Google’s “security princess,” an Illinois alumna, featured in the Financial Times
Parisa Tabriz uses the skills from two degrees at U of I to protect Google Chrome users from cyber crime.
Google’s ‘security princess’ on protecting users from cyber crime by Hannah Kuchler
Parisa Tabriz says she has to forget how a normal user views a product, and consider it from a hacker’s perspective
by Hannah Kuchler
FINANCIAL TIMES - Parisa Tabriz may work on the frontline of web security, tasked with keeping Google Chrome users around the world safe from an army of cyber criminals, but she still lives the life of a young adult. Leading the way to her light-filled loft room at her home in Mountain View, California, she recalls how a friend made fun of her when she turned 30. “He said to me ‘Time to be an adult – you don’t even have a door to your room’.”
In Silicon Valley, where just-out-of-college chief executives are canonised, and hundreds of 20- and 30-somethings lead exciting but unflashy lives, Tabriz is no exception. Her home – a 20-minute cycle from Google’s headquarters – is a new-build, two-bedroom rental which she shares with a housemate, and most of the furniture was chosen by the owner in the uninspired style of landlords the world over.
Tabriz has focused her room around a large office space, having pushed her bed against a wall. Darting between two desks on a leather swivel chair, she can work from any one of her three laptops. “Almost all of my work I can do from a laptop and I do photography and some digital art. So much of my life is on this portable device, which makes it really easy to be transient,” she says.
It is this transfer of everyday life to the online world, from personal conversations to banking, that has made the work Tabriz does to maintain security on Google’s browser all the more essential. The growth of mobile devices and the invention of the so-called “Internet of Things”, where anything from thermostats to baby monitors can be connected to the web, make the opportunities for cyber crime even greater. No wonder Tabriz was named earlier this year as one of the technology industry’s “30 under 30 to watch” by Fortune magazine.
“When I started the threat was not as large and the damage was probably not as significant in the common case,” she says. “But right now, so much of people’s personal lives is put online and it is not always done with the understanding of the full consequences of what the worst case scenario is.”
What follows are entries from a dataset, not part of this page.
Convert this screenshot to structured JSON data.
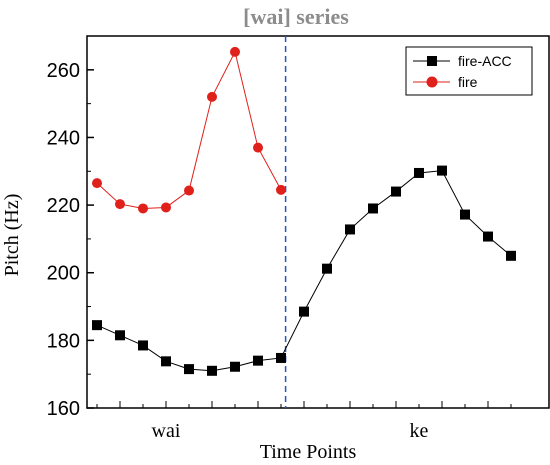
{
  "chart_data": {
    "type": "line",
    "title": "[wai] series",
    "xlabel": "Time Points",
    "ylabel": "Pitch (Hz)",
    "ylim": [
      160,
      270
    ],
    "yticks": [
      160,
      180,
      200,
      220,
      240,
      260
    ],
    "xlim": [
      0,
      19
    ],
    "categories": [
      {
        "label": "wai",
        "x": 4
      },
      {
        "label": "ke",
        "x": 15
      }
    ],
    "boundary_x": 9.2,
    "legend_position": "top-right",
    "grid": false,
    "series": [
      {
        "name": "fire-ACC",
        "color": "#000000",
        "marker": "square",
        "x": [
          1,
          2,
          3,
          4,
          5,
          6,
          7,
          8,
          9,
          10,
          11,
          12,
          13,
          14,
          15,
          16,
          17,
          18,
          19
        ],
        "values": [
          184.5,
          181.5,
          178.5,
          173.8,
          171.5,
          171.0,
          172.2,
          174.0,
          174.8,
          188.5,
          201.2,
          212.8,
          219.0,
          224.0,
          229.5,
          230.2,
          217.2,
          210.7,
          205.0
        ]
      },
      {
        "name": "fire",
        "color": "#e0201b",
        "marker": "circle",
        "x": [
          1,
          2,
          3,
          4,
          5,
          6,
          7,
          8,
          9
        ],
        "values": [
          226.5,
          220.3,
          219.0,
          219.3,
          224.3,
          252.0,
          265.3,
          237.0,
          224.5
        ]
      }
    ]
  }
}
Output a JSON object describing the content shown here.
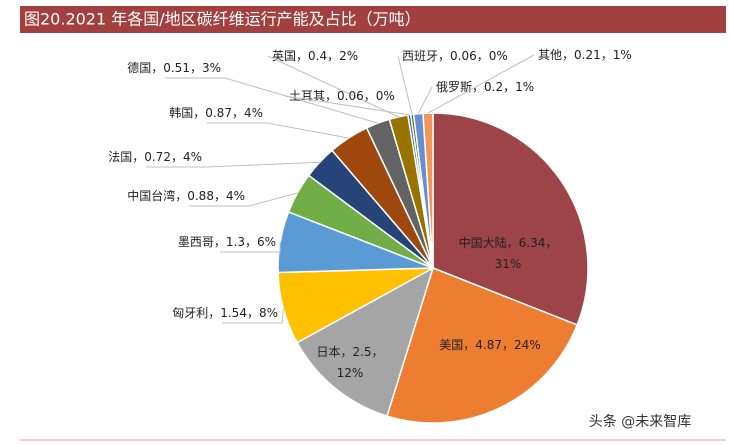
{
  "chart_data": {
    "type": "pie",
    "title": "图20.2021 年各国/地区碳纤维运行产能及占比（万吨）",
    "values": [
      6.34,
      4.87,
      2.5,
      1.54,
      1.3,
      0.88,
      0.72,
      0.87,
      0.51,
      0.4,
      0.06,
      0.06,
      0.2,
      0.21
    ],
    "value_labels": [
      "中国大陆，6.34，\n31%",
      "美国，4.87，24%",
      "日本，2.5，\n12%",
      "匈牙利，1.54，8%",
      "墨西哥，1.3，6%",
      "中国台湾，0.88，4%",
      "法国，0.72，4%",
      "韩国，0.87，4%",
      "德国，0.51，3%",
      "英国，0.4，2%",
      "土耳其，0.06，0%",
      "西班牙，0.06，0%",
      "俄罗斯，0.2，1%",
      "其他，0.21，1%"
    ],
    "colors": [
      "#9c4448",
      "#ed7d31",
      "#a5a5a5",
      "#ffc000",
      "#5b9bd5",
      "#70ad47",
      "#264478",
      "#9e480e",
      "#636363",
      "#997300",
      "#255e91",
      "#43682b",
      "#698ed0",
      "#f1975a"
    ]
  },
  "watermark": "头条 @未来智库"
}
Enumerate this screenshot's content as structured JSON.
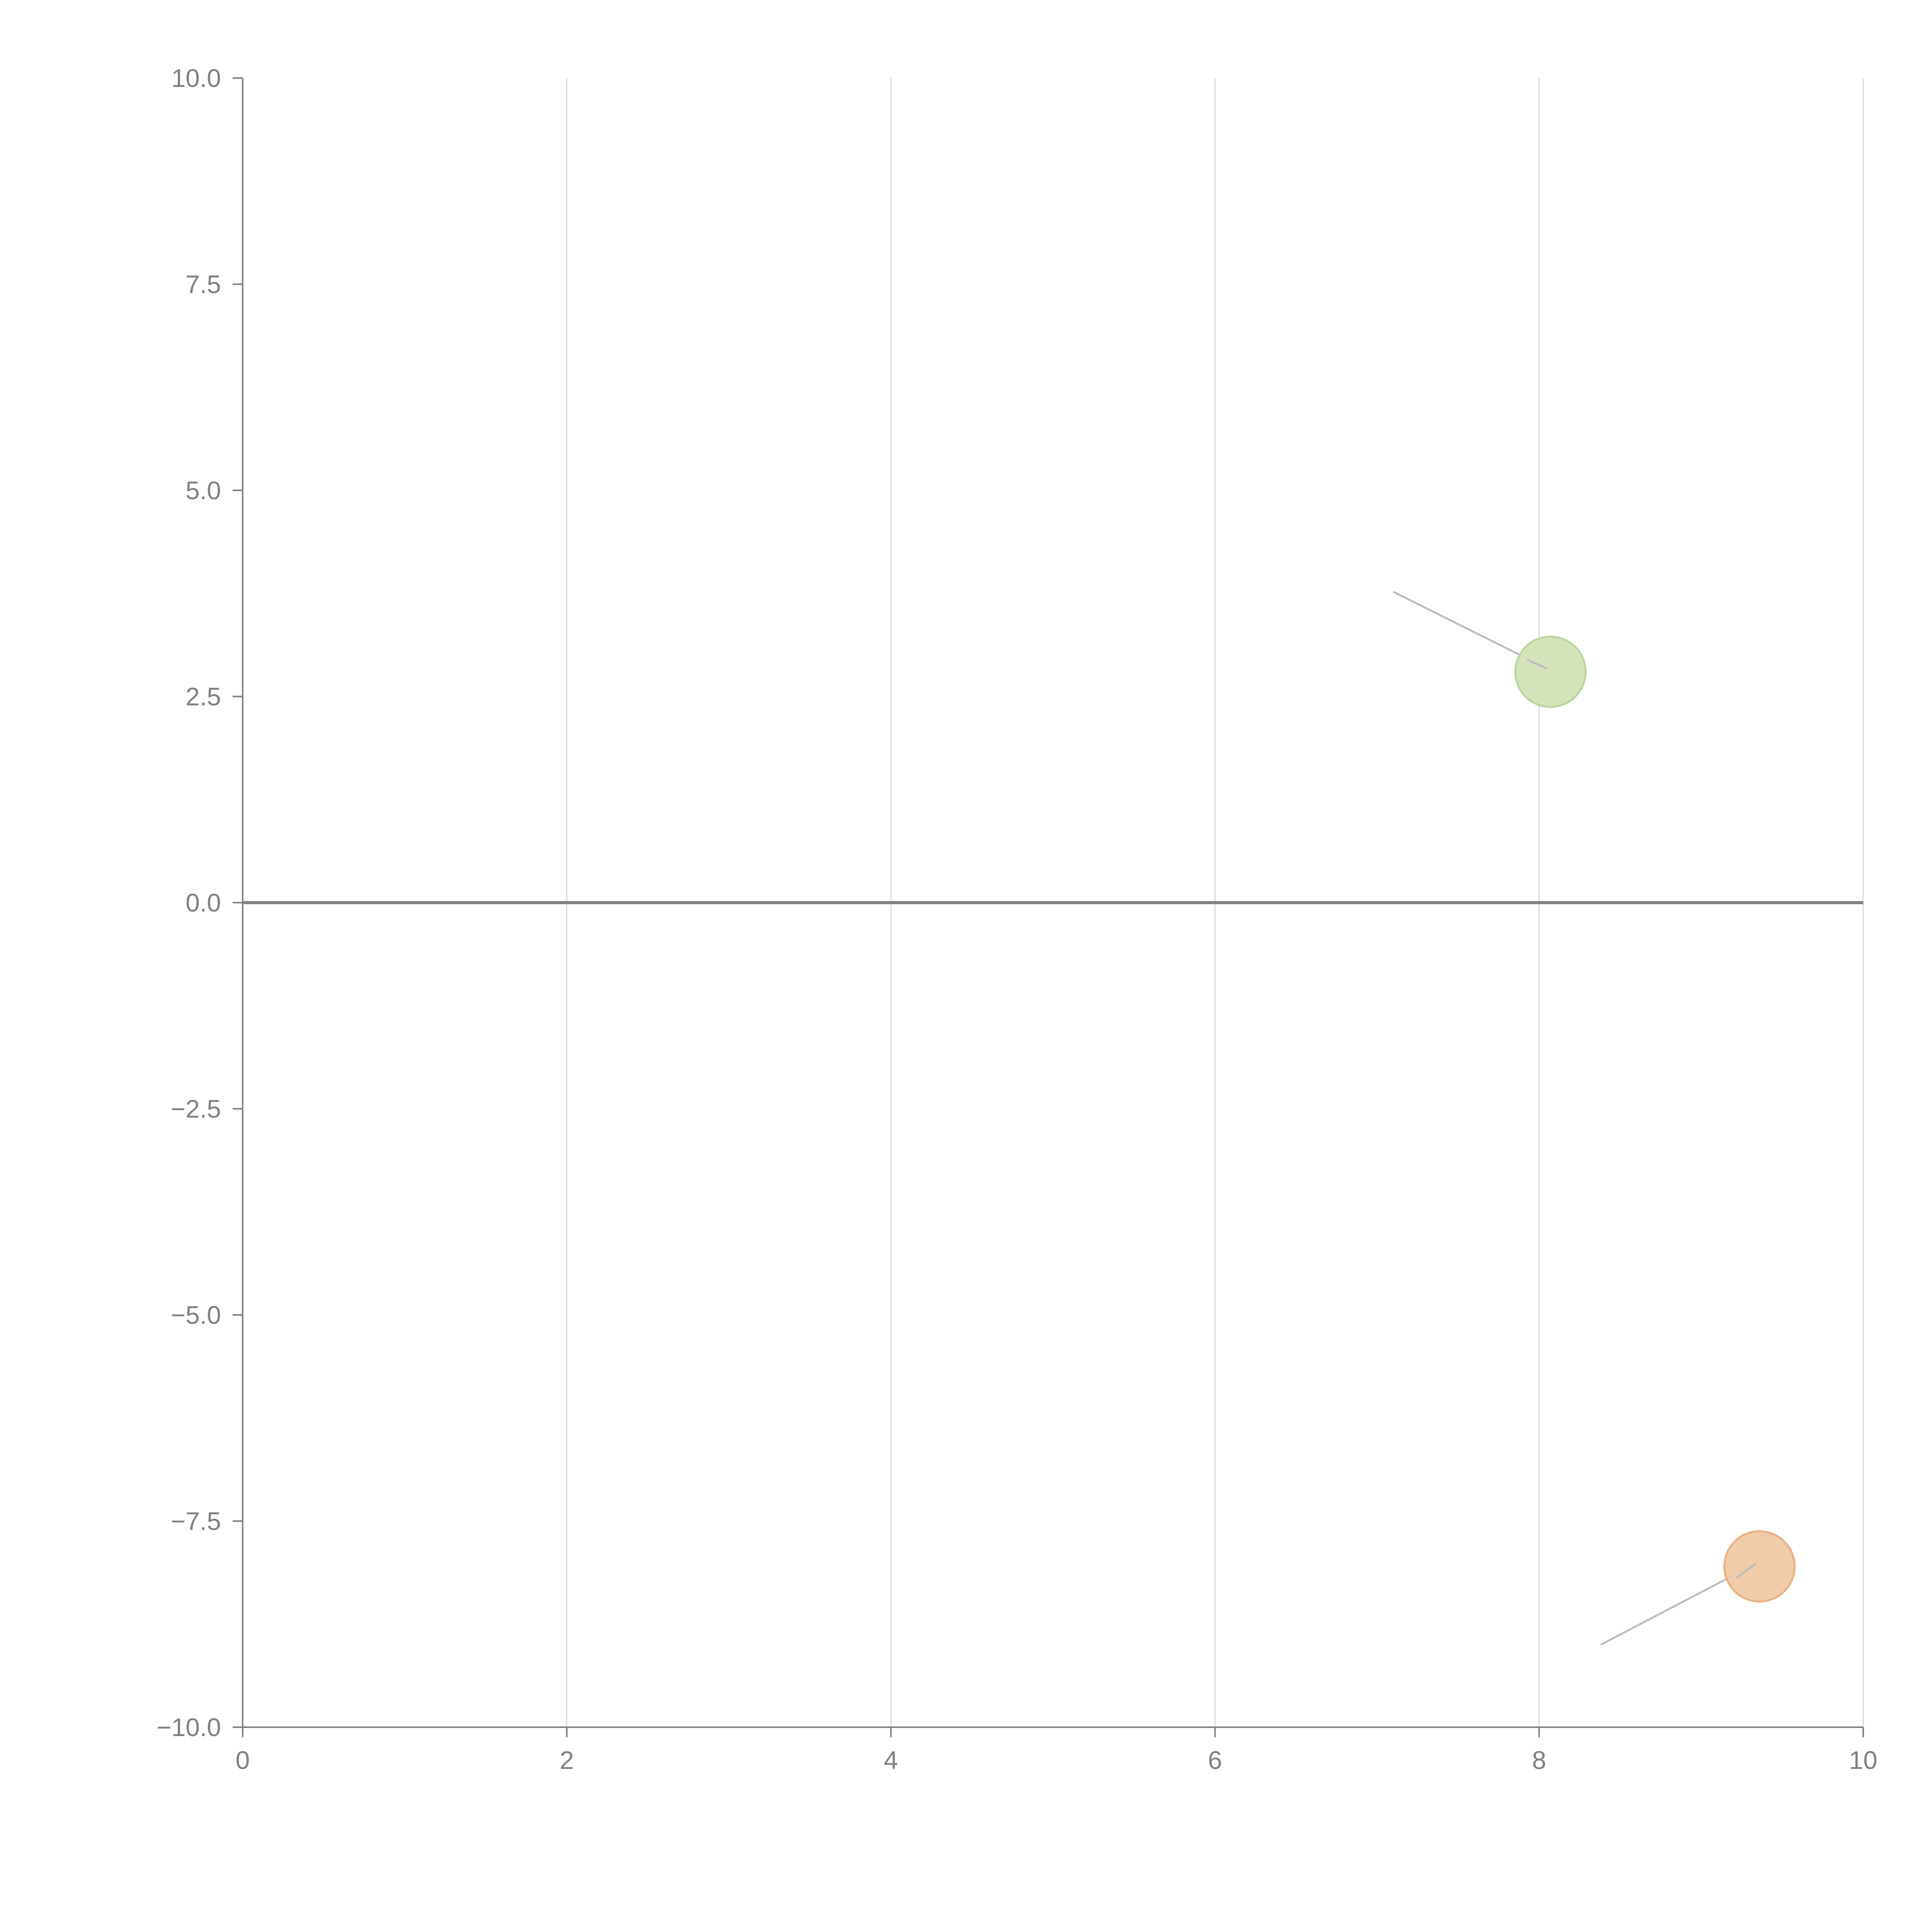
{
  "chart_data": {
    "type": "scatter",
    "title": "",
    "xlabel": "",
    "ylabel": "",
    "xlim": [
      0,
      10
    ],
    "ylim": [
      -10,
      10
    ],
    "x_ticks": [
      "0",
      "2",
      "4",
      "6",
      "8",
      "10"
    ],
    "x_tick_values": [
      0,
      2,
      4,
      6,
      8,
      10
    ],
    "y_ticks": [
      "10.0",
      "7.5",
      "5.0",
      "2.5",
      "0.0",
      "−2.5",
      "−5.0",
      "−7.5",
      "−10.0"
    ],
    "y_tick_values": [
      10,
      7.5,
      5,
      2.5,
      0,
      -2.5,
      -5,
      -7.5,
      -10
    ],
    "grid": "vertical",
    "zero_line": true,
    "points": [
      {
        "x": 8.07,
        "y": 2.8,
        "color": "#d3e1b7",
        "stroke": "#bcd49b",
        "label_x": 7.1,
        "label_y": 3.77
      },
      {
        "x": 9.36,
        "y": -8.05,
        "color": "#f0c9a6",
        "stroke": "#ebb081",
        "label_x": 8.38,
        "label_y": -9.0
      }
    ]
  }
}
In the seven years since Tabriz left college and started work in cyber security, she has seen that threat grow dramatically. After completing a computer science degree and masters at the University of Illinois and an internship at Google, she landed a job at the internet company as a security engineer. During her career, cyber criminals have gone from widespread phishing (spam emails offering plastic surgery, for instance) aimed mostly at committing credit card fraud, to more dangerous targeted attacks designed to steal anything from personal data to intellectual property and sell it on a thriving black market.